Mr. Gingrich also pointed out that bashing the news media, as he did in two debates last week, was endearing him to voters.
“The highest, the most intense passion in both debates was a head-on collision about what the news media was doing,” he said.
Displaying such aggressiveness could help him with Republican voters who want a nominee they believe will bring a fight to President Obama, as he suggested to Candy Crowley of CNN later in the day. “One of the reasons I think people in South Carolina voted for me was a belief that I could debate Obama head to head,” he said.
Mr. Gingrich will have the chance to take on the news media again before a national audience this week in Florida, first on Monday when he appears before Brian Williams of NBC in a debate in Tampa, and then again on Thursday at a CNN debate in Jacksonville.
Network executives are bracing themselves now that Mr. Gingrich has found what he believes to be a winning strategy.
“You’d better be ready to tangle,” said Michael Clemente, Fox News’s senior vice president for news. “That’s not the role of the moderator. But if you’re not ready to push back, you’re going to be the dog bone.”

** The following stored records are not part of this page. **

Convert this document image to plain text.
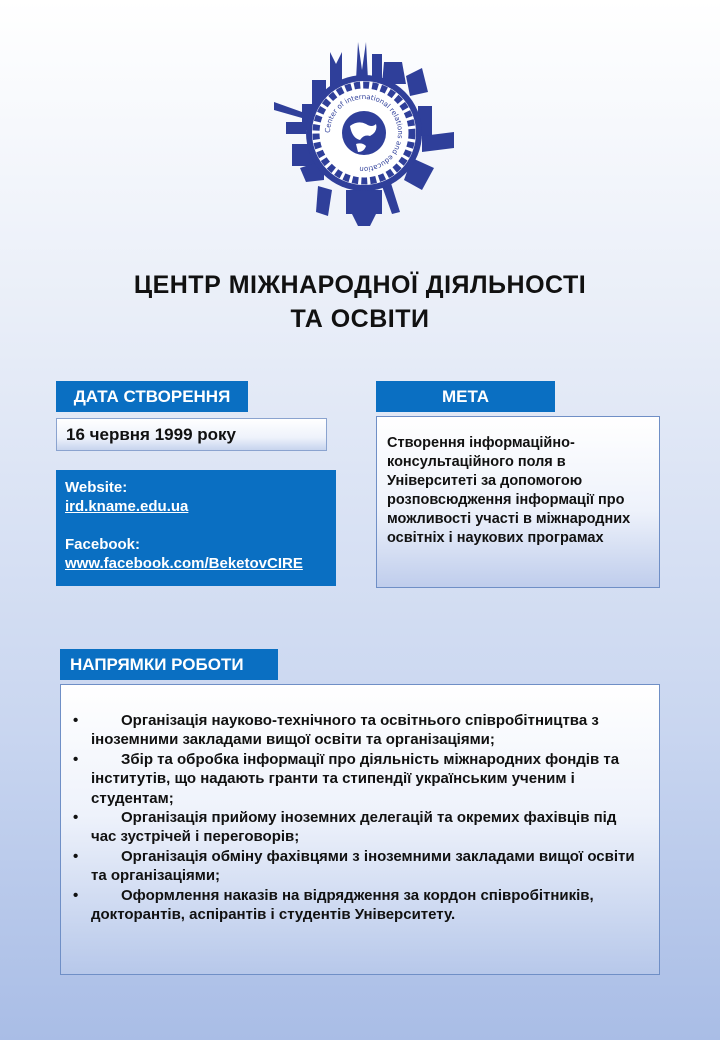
Center of international relations and education
ЦЕНТР МІЖНАРОДНОЇ ДІЯЛЬНОСТІ
ТА ОСВІТИ
ДАТА СТВОРЕННЯ
16 червня 1999 року
Website:
ird.kname.edu.ua
Facebook:
www.facebook.com/BeketovCIRE
МЕТА
Створення інформаційно-консультаційного поля в Університеті за допомогою розповсюдження інформації про можливості участі в міжнародних освітніх і наукових програмах
НАПРЯМКИ РОБОТИ
•	Організація науково-технічного та освітнього співробітництва з іноземними закладами вищої освіти та організаціями;
•	Збір та обробка інформації про діяльність міжнародних фондів та інститутів, що надають гранти та стипендії українським ученим і студентам;
•	Організація прийому іноземних делегацій та окремих фахівців під час зустрічей і переговорів;
•	Організація обміну фахівцями з іноземними закладами вищої освіти та організаціями;
•	Оформлення наказів на відрядження за кордон співробітників, докторантів, аспірантів і студентів Університету.
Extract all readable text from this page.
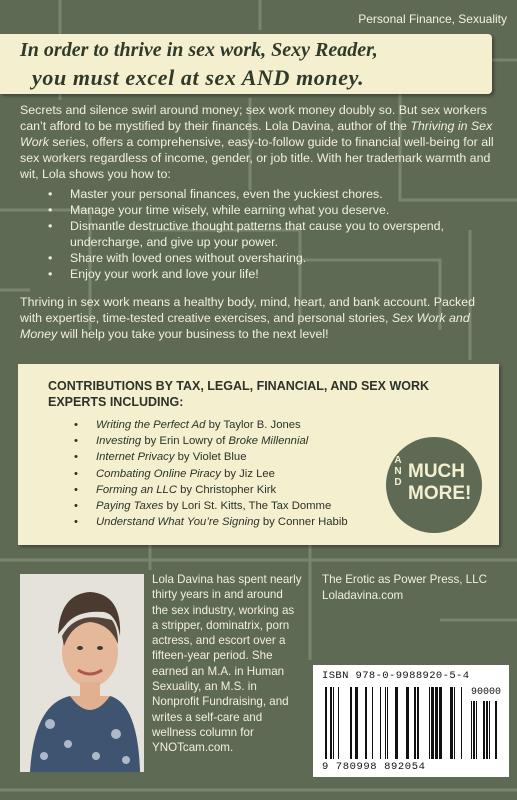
Personal Finance, Sexuality
In order to thrive in sex work, Sexy Reader,
you must excel at sex AND money.

Secrets and silence swirl around money; sex work money doubly so. But sex workers can’t afford to be mystified by their finances. Lola Davina, author of the Thriving in Sex Work series, offers a comprehensive, easy-to-follow guide to financial well-being for all sex workers regardless of income, gender, or job title. With her trademark warmth and wit, Lola shows you how to:

• Master your personal finances, even the yuckiest chores.
• Manage your time wisely, while earning what you deserve.
• Dismantle destructive thought patterns that cause you to overspend, undercharge, and give up your power.
• Share with loved ones without oversharing.
• Enjoy your work and love your life!

Thriving in sex work means a healthy body, mind, heart, and bank account. Packed with expertise, time-tested creative exercises, and personal stories, Sex Work and Money will help you take your business to the next level!

CONTRIBUTIONS BY TAX, LEGAL, FINANCIAL, AND SEX WORK EXPERTS INCLUDING:
• Writing the Perfect Ad by Taylor B. Jones
• Investing by Erin Lowry of Broke Millennial
• Internet Privacy by Violet Blue
• Combating Online Piracy by Jiz Lee
• Forming an LLC by Christopher Kirk
• Paying Taxes by Lori St. Kitts, The Tax Domme
• Understand What You’re Signing by Conner Habib
AND
MUCH
MORE!
Lola Davina has spent nearly thirty years in and around the sex industry, working as a stripper, dominatrix, porn actress, and escort over a fifteen-year period. She earned an M.A. in Human Sexuality, an M.S. in Nonprofit Fundraising, and writes a self-care and wellness column for YNOTcam.com.
The Erotic as Power Press, LLC
Loladavina.com
ISBN 978-0-9988920-5-4
90000
9 780998 892054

Mr. Gingrich’s skewering of the media fits well with the anti-establishment pitch he makes to voters: only someone with his tenacity can deliver the jolt of change that Washington needs.
Every time he has gone after the news media in recent days, he has been rewarded with roaring approval from conservatives. First it was when he dismissed flat out Juan Williams’s contention during a debate in Myrtle Beach, S.C., last Monday that the former speaker’s comments about blacks and food stamps were “at a minimum insulting.” One woman congratulated him at a campaign stop in South Carolina for “for putting Mr. Juan Williams in his place.”

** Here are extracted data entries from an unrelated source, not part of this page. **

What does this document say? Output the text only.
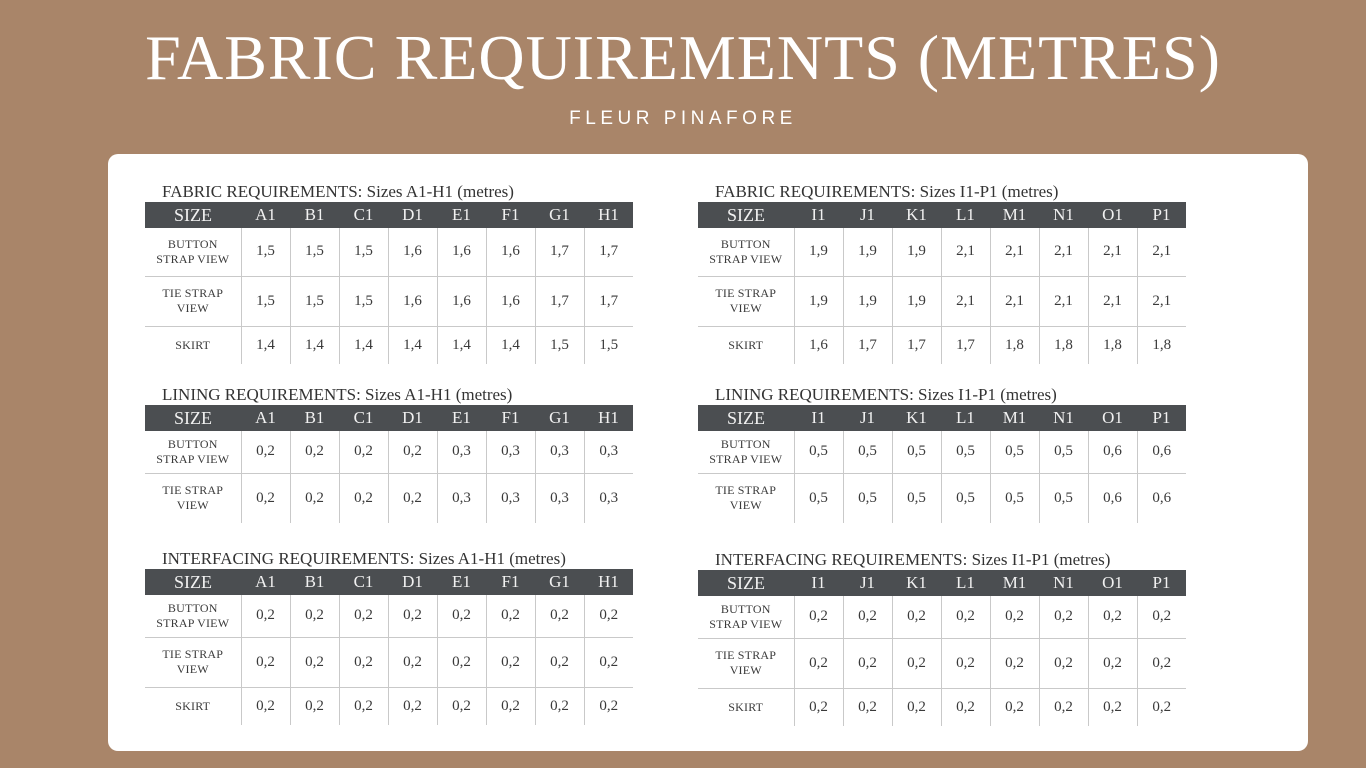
FABRIC REQUIREMENTS (METRES)
FLEUR PINAFORE
FABRIC REQUIREMENTS: Sizes A1-H1 (metres)
SIZE	A1	B1	C1	D1	E1	F1	G1	H1

BUTTON
STRAP VIEW	1,5	1,5	1,5	1,6	1,6	1,6	1,7	1,7

TIE STRAP
VIEW	1,5	1,5	1,5	1,6	1,6	1,6	1,7	1,7

SKIRT	1,4	1,4	1,4	1,4	1,4	1,4	1,5	1,5
FABRIC REQUIREMENTS: Sizes I1-P1 (metres)
SIZE	I1	J1	K1	L1	M1	N1	O1	P1

BUTTON
STRAP VIEW	1,9	1,9	1,9	2,1	2,1	2,1	2,1	2,1

TIE STRAP
VIEW	1,9	1,9	1,9	2,1	2,1	2,1	2,1	2,1

SKIRT	1,6	1,7	1,7	1,7	1,8	1,8	1,8	1,8
LINING REQUIREMENTS: Sizes A1-H1 (metres)
SIZE	A1	B1	C1	D1	E1	F1	G1	H1

BUTTON
STRAP VIEW	0,2	0,2	0,2	0,2	0,3	0,3	0,3	0,3

TIE STRAP
VIEW	0,2	0,2	0,2	0,2	0,3	0,3	0,3	0,3
LINING REQUIREMENTS: Sizes I1-P1 (metres)
SIZE	I1	J1	K1	L1	M1	N1	O1	P1

BUTTON
STRAP VIEW	0,5	0,5	0,5	0,5	0,5	0,5	0,6	0,6

TIE STRAP
VIEW	0,5	0,5	0,5	0,5	0,5	0,5	0,6	0,6
INTERFACING REQUIREMENTS: Sizes A1-H1 (metres)
SIZE	A1	B1	C1	D1	E1	F1	G1	H1

BUTTON
STRAP VIEW	0,2	0,2	0,2	0,2	0,2	0,2	0,2	0,2

TIE STRAP
VIEW	0,2	0,2	0,2	0,2	0,2	0,2	0,2	0,2

SKIRT	0,2	0,2	0,2	0,2	0,2	0,2	0,2	0,2
INTERFACING REQUIREMENTS: Sizes I1-P1 (metres)
SIZE	I1	J1	K1	L1	M1	N1	O1	P1

BUTTON
STRAP VIEW	0,2	0,2	0,2	0,2	0,2	0,2	0,2	0,2

TIE STRAP
VIEW	0,2	0,2	0,2	0,2	0,2	0,2	0,2	0,2

SKIRT	0,2	0,2	0,2	0,2	0,2	0,2	0,2	0,2
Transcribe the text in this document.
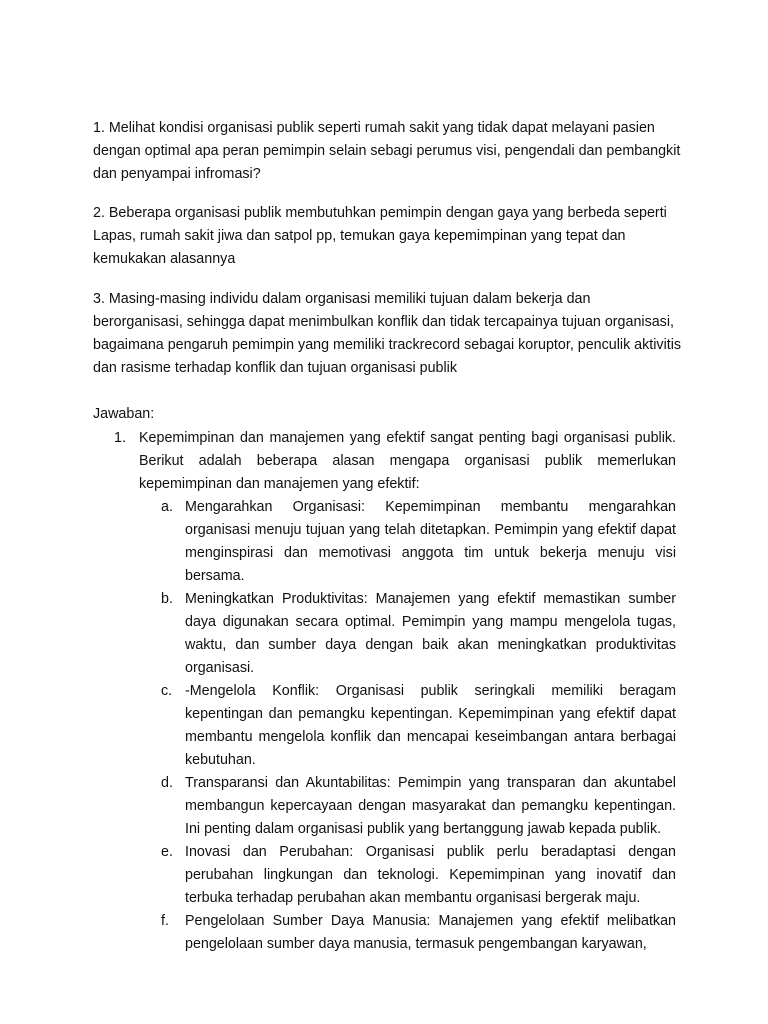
1. Melihat kondisi organisasi publik seperti rumah sakit yang tidak dapat melayani pasien dengan optimal apa peran pemimpin selain sebagi perumus visi, pengendali dan pembangkit dan penyampai infromasi?

2. Beberapa organisasi publik membutuhkan pemimpin dengan gaya yang berbeda seperti Lapas, rumah sakit jiwa dan satpol pp, temukan gaya kepemimpinan yang tepat dan kemukakan alasannya

3. Masing-masing individu dalam organisasi memiliki tujuan dalam bekerja dan berorganisasi, sehingga dapat menimbulkan konflik dan tidak tercapainya tujuan organisasi, bagaimana pengaruh pemimpin yang memiliki trackrecord sebagai koruptor, penculik aktivitis dan rasisme terhadap konflik dan tujuan organisasi publik

Jawaban:

1. Kepemimpinan dan manajemen yang efektif sangat penting bagi organisasi publik. Berikut adalah beberapa alasan mengapa organisasi publik memerlukan kepemimpinan dan manajemen yang efektif:

a. Mengarahkan Organisasi: Kepemimpinan membantu mengarahkan organisasi menuju tujuan yang telah ditetapkan. Pemimpin yang efektif dapat menginspirasi dan memotivasi anggota tim untuk bekerja menuju visi bersama.

b. Meningkatkan Produktivitas: Manajemen yang efektif memastikan sumber daya digunakan secara optimal. Pemimpin yang mampu mengelola tugas, waktu, dan sumber daya dengan baik akan meningkatkan produktivitas organisasi.

c. -Mengelola Konflik: Organisasi publik seringkali memiliki beragam kepentingan dan pemangku kepentingan. Kepemimpinan yang efektif dapat membantu mengelola konflik dan mencapai keseimbangan antara berbagai kebutuhan.

d. Transparansi dan Akuntabilitas: Pemimpin yang transparan dan akuntabel membangun kepercayaan dengan masyarakat dan pemangku kepentingan. Ini penting dalam organisasi publik yang bertanggung jawab kepada publik.

e. Inovasi dan Perubahan: Organisasi publik perlu beradaptasi dengan perubahan lingkungan dan teknologi. Kepemimpinan yang inovatif dan terbuka terhadap perubahan akan membantu organisasi bergerak maju.

f. Pengelolaan Sumber Daya Manusia: Manajemen yang efektif melibatkan pengelolaan sumber daya manusia, termasuk pengembangan karyawan,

Then came CNN’s debate on Thursday, when some in the audience rose in a standing ovation after Mr. Gingrich scolded Mr. King for asking about an ABC News interview Mr. Ross conducted with Mr. Gingrich’s former wife, Marianne Gingrich, in which she said he had asked for an open marriage. Mr. Gingrich called the story false and, for good measure, lashed out at Mr. King, the moderator: “I am astounded that CNN would take trash like that and use it to open a presidential debate.”

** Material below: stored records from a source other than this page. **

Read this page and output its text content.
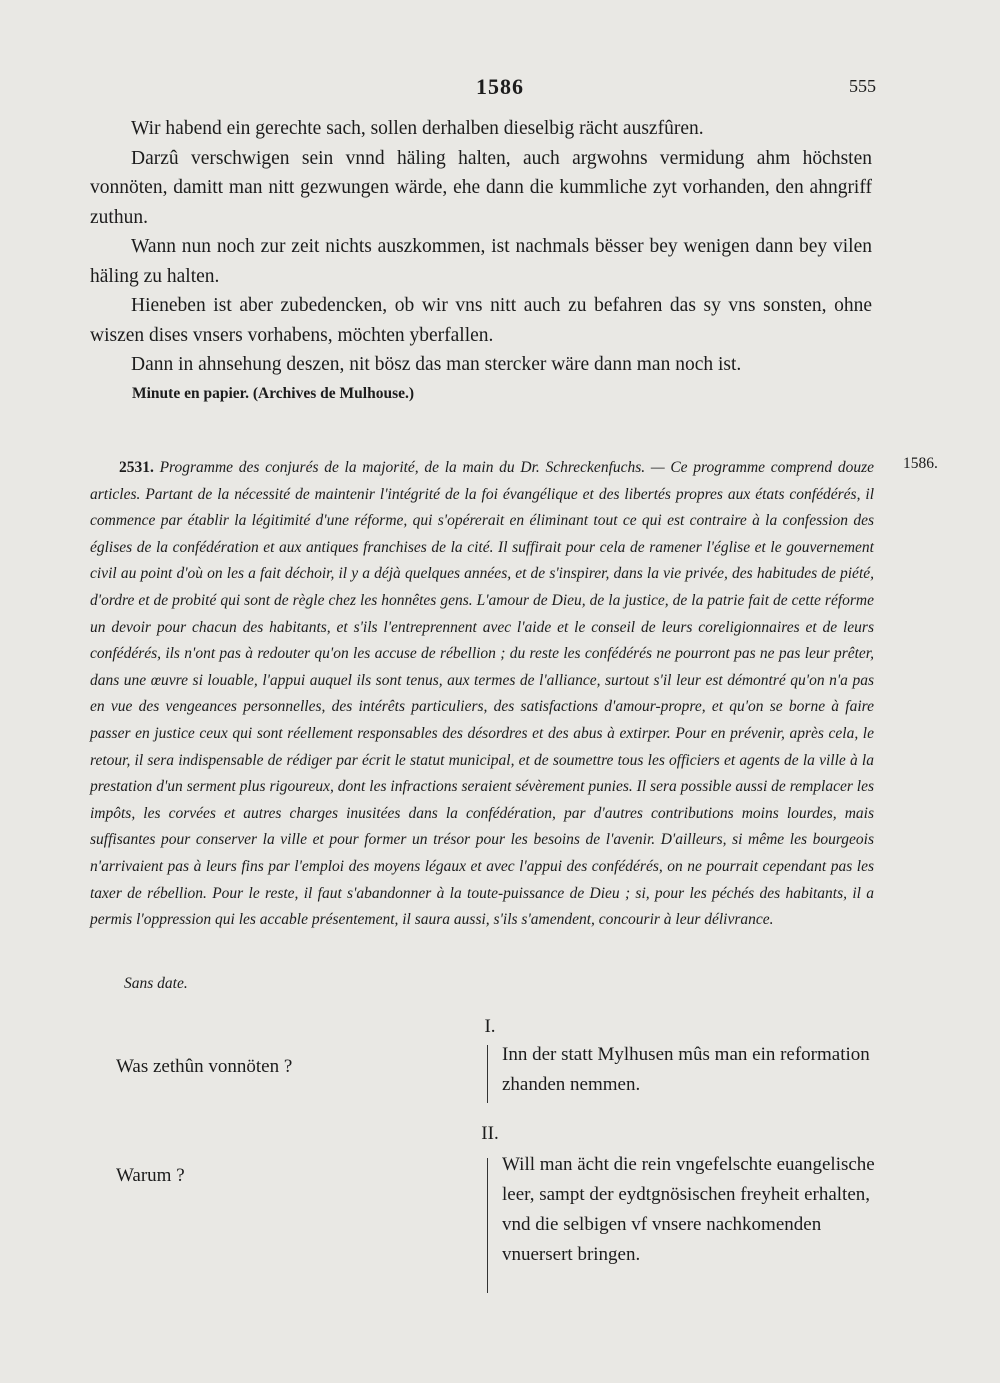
1586	555

Wir habend ein gerechte sach, sollen derhalben dieselbig rächt auszfûren.

Darzû verschwigen sein vnnd häling halten, auch argwohns vermidung ahm höchsten vonnöten, damitt man nitt gezwungen wärde, ehe dann die kummliche zyt vorhanden, den ahngriff zuthun.

Wann nun noch zur zeit nichts auszkommen, ist nachmals bësser bey wenigen dann bey vilen häling zu halten.

Hieneben ist aber zubedencken, ob wir vns nitt auch zu befahren das sy vns sonsten, ohne wiszen dises vnsers vorhabens, möchten yberfallen.

Dann in ahnsehung deszen, nit bösz das man stercker wäre dann man noch ist.

Minute en papier. (Archives de Mulhouse.)

2531. Programme des conjurés de la majorité, de la main du Dr. Schreckenfuchs. — Ce programme comprend douze articles. Partant de la nécessité de maintenir l'intégrité de la foi évangélique et des libertés propres aux états confédérés, il commence par établir la légitimité d'une réforme, qui s'opérerait en éliminant tout ce qui est contraire à la confession des églises de la confédération et aux antiques franchises de la cité. Il suffirait pour cela de ramener l'église et le gouvernement civil au point d'où on les a fait déchoir, il y a déjà quelques années, et de s'inspirer, dans la vie privée, des habitudes de piété, d'ordre et de probité qui sont de règle chez les honnêtes gens. L'amour de Dieu, de la justice, de la patrie fait de cette réforme un devoir pour chacun des habitants, et s'ils l'entreprennent avec l'aide et le conseil de leurs coreligionnaires et de leurs confédérés, ils n'ont pas à redouter qu'on les accuse de rébellion ; du reste les confédérés ne pourront pas ne pas leur prêter, dans une œuvre si louable, l'appui auquel ils sont tenus, aux termes de l'alliance, surtout s'il leur est démontré qu'on n'a pas en vue des vengeances personnelles, des intérêts particuliers, des satisfactions d'amour-propre, et qu'on se borne à faire passer en justice ceux qui sont réellement responsables des désordres et des abus à extirper. Pour en prévenir, après cela, le retour, il sera indispensable de rédiger par écrit le statut municipal, et de soumettre tous les officiers et agents de la ville à la prestation d'un serment plus rigoureux, dont les infractions seraient sévèrement punies. Il sera possible aussi de remplacer les impôts, les corvées et autres charges inusitées dans la confédération, par d'autres contributions moins lourdes, mais suffisantes pour conserver la ville et pour former un trésor pour les besoins de l'avenir. D'ailleurs, si même les bourgeois n'arrivaient pas à leurs fins par l'emploi des moyens légaux et avec l'appui des confédérés, on ne pourrait cependant pas les taxer de rébellion. Pour le reste, il faut s'abandonner à la toute-puissance de Dieu ; si, pour les péchés des habitants, il a permis l'oppression qui les accable présentement, il saura aussi, s'ils s'amendent, concourir à leur délivrance.

1586.
Sans date.
I.
Was zethûn vonnöten ?
Inn der statt Mylhusen mûs man ein reformation zhanden nemmen.
II.
Warum ?
Will man ächt die rein vngefelschte euangelische leer, sampt der eydtgnösischen freyheit erhalten, vnd die selbigen vf vnsere nachkomenden vnuersert bringen.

Conservative talk radio and the blogosphere have cheered him on.
Joshua Treviño, one of the founders of RedState, a leading conservative news site, wrote over the weekend that he thinks Mr. Gingrich is channeling the suspicions that many conservatives have of the news media.
“Conservatives (accurately) perceive the media mainstream to be a de facto organ of the liberal left, and by extension, the Democratic Party,” Mr. Treviño was quoted as writing in a post on the blog Ricochet. “And they understand that conservative governance is absolutely impossible unless that organ is defeated or co-opted.”
One unanswered question for Mr. Gingrich is whether this strategy will suit him as well in Florida, where the next primary is on Jan. 31. In South Carolina, he benefited from a confluence of factors. It was not just his railing against the establishment that helped push him to a 12-point victory, but a series of stumbles by Mr. Romney. Mr. Gingrich was also able to keep pace with the heavy flow of negative advertising directed at him, thanks to millions of dollars in spending by a “super PAC” supporting him.
Unlike in Iowa, where negative advertising was overwhelmingly directed at him while he lacked the resources to fight back, the picture was more balanced in South Carolina. According to Kantar Media’s Campaign Media Analysis group, between Jan. 6 and Jan. 19, two days before the primary, spending on negative ads directed at Mr. Gingrich totaled $1.5 million. The amount spent on ads attacking Mr. Romney, meanwhile, was $1 million.
Mr. Gingrich and his super PAC have yet to air a single television ad in Florida. Mr. Romney and his super PAC have already spent nearly $7 million on advertising there.
“Is the environment in Florida going to be heavy and one-sided like Iowa, or incredibly heavy and pretty balanced like South Carolina?” asked Kenneth M. Goldstein, president of the Kantar political analysis group. “Advertising can have a lot of impact when it’s just one side competing heavily.”